A partir dali, mantinham suas ocupações originais e agora também tocavam a nova ideia. 

Implementação dos projetos na empresa

A segunda edição do “Incubadora”, realizada em 2019, seguiu o mesmo processo, mas o tema foi diferente, e se relacionou com a jornada do cliente. Aqui, dez ideias passaram para a aceleração, seis estão apadrinhadas e quatro tentando amadurecer, inclusive com a ajuda de parceiros externos.

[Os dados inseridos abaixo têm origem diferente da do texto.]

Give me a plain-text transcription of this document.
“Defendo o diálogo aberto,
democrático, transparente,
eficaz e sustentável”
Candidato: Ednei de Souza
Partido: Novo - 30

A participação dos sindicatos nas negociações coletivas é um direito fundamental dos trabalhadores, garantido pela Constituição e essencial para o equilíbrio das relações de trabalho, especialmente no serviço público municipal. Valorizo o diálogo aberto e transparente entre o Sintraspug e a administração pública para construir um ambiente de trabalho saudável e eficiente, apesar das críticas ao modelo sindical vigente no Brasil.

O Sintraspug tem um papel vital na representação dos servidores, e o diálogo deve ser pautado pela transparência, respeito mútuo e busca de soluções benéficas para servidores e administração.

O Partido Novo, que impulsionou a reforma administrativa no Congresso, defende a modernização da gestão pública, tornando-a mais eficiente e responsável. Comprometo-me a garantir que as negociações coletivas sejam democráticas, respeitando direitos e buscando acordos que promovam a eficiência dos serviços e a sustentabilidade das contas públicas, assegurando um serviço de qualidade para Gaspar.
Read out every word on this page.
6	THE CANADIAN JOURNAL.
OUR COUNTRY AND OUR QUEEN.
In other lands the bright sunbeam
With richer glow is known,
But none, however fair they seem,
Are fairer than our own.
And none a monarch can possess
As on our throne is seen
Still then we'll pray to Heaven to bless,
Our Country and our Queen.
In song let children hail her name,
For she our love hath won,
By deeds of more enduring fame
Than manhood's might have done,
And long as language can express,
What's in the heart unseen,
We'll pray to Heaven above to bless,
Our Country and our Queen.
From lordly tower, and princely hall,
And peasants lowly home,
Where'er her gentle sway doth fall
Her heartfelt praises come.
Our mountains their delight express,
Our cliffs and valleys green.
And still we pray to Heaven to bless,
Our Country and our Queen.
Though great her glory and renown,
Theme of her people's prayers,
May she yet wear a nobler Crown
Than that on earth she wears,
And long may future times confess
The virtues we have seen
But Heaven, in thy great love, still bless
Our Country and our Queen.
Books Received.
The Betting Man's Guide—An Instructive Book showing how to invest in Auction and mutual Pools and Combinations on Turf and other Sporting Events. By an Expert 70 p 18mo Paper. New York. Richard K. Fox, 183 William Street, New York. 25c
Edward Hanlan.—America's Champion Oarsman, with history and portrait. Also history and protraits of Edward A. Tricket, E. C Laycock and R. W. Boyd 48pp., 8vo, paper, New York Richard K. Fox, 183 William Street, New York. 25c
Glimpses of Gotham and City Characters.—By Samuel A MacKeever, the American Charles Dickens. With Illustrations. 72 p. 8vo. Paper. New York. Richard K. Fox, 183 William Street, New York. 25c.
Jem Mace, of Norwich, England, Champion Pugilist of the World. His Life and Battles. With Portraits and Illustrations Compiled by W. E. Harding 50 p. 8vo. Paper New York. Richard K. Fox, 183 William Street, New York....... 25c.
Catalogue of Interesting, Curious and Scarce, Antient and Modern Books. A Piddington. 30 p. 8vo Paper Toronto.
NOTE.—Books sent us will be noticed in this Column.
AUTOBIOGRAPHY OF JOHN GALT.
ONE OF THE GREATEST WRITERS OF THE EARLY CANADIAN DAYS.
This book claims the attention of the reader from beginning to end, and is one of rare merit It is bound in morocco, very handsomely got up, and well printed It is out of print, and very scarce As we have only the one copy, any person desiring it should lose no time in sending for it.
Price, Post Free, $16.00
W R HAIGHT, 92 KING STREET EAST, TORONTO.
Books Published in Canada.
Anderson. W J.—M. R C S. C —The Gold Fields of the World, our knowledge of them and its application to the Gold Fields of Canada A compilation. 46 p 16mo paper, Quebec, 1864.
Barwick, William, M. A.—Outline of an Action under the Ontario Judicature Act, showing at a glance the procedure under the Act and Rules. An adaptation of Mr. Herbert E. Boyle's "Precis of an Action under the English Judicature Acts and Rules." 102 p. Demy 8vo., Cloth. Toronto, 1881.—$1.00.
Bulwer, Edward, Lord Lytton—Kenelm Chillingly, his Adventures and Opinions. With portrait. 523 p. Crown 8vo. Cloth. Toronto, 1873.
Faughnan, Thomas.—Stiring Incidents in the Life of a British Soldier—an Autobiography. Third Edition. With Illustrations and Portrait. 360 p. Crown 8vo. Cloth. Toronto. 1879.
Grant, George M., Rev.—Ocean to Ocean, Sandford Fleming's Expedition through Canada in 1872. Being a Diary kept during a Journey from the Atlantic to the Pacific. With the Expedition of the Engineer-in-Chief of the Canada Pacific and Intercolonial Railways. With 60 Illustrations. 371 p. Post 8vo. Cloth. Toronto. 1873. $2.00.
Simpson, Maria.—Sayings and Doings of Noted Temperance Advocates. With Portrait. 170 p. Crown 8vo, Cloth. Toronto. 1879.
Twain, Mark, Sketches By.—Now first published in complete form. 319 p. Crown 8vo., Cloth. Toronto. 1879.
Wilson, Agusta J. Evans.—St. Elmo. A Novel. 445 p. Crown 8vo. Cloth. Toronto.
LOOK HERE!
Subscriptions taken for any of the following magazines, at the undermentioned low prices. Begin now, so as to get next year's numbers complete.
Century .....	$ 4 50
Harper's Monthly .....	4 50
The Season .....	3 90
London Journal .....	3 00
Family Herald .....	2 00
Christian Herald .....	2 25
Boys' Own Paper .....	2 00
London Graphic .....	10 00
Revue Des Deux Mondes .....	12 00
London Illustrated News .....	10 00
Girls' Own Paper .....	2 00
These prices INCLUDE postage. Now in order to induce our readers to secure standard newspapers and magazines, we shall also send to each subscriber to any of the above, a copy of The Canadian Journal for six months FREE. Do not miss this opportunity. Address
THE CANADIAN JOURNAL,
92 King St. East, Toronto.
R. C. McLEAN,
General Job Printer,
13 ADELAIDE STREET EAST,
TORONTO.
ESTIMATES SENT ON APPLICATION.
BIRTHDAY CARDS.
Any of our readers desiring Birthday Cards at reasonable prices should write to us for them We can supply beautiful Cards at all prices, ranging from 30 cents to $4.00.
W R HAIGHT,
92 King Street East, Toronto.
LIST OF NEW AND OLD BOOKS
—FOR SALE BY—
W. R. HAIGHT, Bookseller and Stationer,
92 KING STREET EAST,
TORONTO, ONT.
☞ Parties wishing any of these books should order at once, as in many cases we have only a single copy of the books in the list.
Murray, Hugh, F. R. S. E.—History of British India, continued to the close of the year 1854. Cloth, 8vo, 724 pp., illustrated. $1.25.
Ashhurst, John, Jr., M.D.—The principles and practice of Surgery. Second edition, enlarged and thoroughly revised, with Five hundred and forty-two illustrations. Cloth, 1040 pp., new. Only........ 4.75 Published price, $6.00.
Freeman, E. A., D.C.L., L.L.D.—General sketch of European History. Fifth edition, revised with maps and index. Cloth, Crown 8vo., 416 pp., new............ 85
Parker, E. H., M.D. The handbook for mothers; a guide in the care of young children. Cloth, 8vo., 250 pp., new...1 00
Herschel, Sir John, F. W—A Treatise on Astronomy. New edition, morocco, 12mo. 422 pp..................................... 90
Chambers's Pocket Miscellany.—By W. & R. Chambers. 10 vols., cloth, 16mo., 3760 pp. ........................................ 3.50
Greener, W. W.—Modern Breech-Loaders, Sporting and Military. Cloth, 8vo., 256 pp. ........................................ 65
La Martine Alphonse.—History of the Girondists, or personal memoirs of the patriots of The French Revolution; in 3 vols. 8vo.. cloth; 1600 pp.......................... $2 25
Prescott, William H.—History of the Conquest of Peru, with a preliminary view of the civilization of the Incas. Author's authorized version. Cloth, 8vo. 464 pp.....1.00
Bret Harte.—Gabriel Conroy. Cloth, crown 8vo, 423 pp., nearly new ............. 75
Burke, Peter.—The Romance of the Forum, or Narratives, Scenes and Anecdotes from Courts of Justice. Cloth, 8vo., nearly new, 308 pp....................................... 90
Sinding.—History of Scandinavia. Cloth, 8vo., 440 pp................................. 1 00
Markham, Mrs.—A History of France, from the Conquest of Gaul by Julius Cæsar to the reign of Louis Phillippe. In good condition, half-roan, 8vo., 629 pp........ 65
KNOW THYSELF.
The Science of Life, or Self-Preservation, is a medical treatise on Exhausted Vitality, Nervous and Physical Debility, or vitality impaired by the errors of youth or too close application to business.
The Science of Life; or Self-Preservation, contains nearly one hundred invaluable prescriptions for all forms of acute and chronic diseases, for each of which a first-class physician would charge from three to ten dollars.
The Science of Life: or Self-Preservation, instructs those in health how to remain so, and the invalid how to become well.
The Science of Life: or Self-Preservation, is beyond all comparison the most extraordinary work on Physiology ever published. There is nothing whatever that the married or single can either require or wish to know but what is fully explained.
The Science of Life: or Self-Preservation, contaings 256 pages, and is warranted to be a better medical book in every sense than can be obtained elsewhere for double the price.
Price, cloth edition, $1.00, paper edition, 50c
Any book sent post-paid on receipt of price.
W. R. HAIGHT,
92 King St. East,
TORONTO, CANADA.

Da primeira edição, de 2018, três ideias já foram implementadas e outras duas estão prestes a serem finalizadas. Uma está com dificuldade de ir para frente, mas segue sendo desenvolvida. “Nenhuma está perdida ou abandonada.”

Como lições do “Incubadora”, Cristiane fala do aprendizado de que se pode errar e aprender com esse erro, é algo que faz parte do processo.

“Na escola, a gente é sempre treinado para acertar e é punido quando erra. O sistema ensina a focar no acerto, mas o erro faz você aperfeiçoar a solução.”

Cristiane Bulchi, gerente de governança de TI e planejamento de projetos de TI da Mercedes-Benz

Ela recomenda, inclusive, o filme Pad Man, disponível no Netflix, que mostra bem os processos de erros, aperfeiçoamentos e acertos. “Erro é fase de aprendizado.”

Além disso, ela destaca também o desenvolvimento de habilidades empreendedoras nos funcionários que participaram do programa. “Eles sabem que podem sugerir e fazer. Nem precisam mais da incubadora, sabem que têm voz”, diz – e ainda complementa. “Quem participou com vontade leva essa voz para fora do programa, despertando um espírito de pioneiro.”

Por fim, Cristiane ressalta que o programa só deu tão certo porque a empresa abraçou a ideia e, com isso, ela quer dizer a alta liderança. “Os vice-presidentes deram atenção, ouviram. Mostraram que ouvimos os clientes, mas também ouvimos o funcionário.”